8. The sensor testing device according to claim 7, wherein the first screw and the second screw are both arranged in the slide rail, the central axes of the first screw and the second screw are arranged in the same straight line, a first fixed block and a second fixed block are further arranged in the slide rail, the first screw penetrates through the first fixed block and is rotatably connected with the first fixed block, and the second screw penetrates through the second fixed block and is rotatably connected with the second fixed block; one end of the first screw rod facing the second screw rod is provided with a second bevel gear, one end of the second screw rod facing the first screw rod is provided with a third bevel gear, and the first bevel gear is respectively meshed with the second bevel gear and the third bevel gear; the first screw rod and the second screw rod respectively correspondingly penetrate through a sliding block and are in threaded connection with the sliding block.

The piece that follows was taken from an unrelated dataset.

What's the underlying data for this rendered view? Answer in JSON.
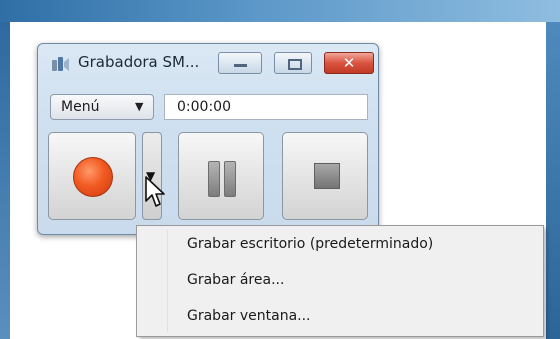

9. The sensor testing device of claim 3, wherein a plurality of moving assemblies are disposed at the bottom of the sliding rail, and the moving assemblies are used for driving the shock absorbing device to move.

10. The sensor testing apparatus of claim 9, wherein the moving assembly comprises a connecting block, a rolling shaft, and two rollers; the connecting block is arranged at the bottom of the sliding rail, one end of the rolling shaft penetrates through the connecting block to be connected with one roller, the other end of the rolling shaft penetrates through the connecting block to be connected with the other roller, and the rolling shaft is rotatably connected with the connecting block.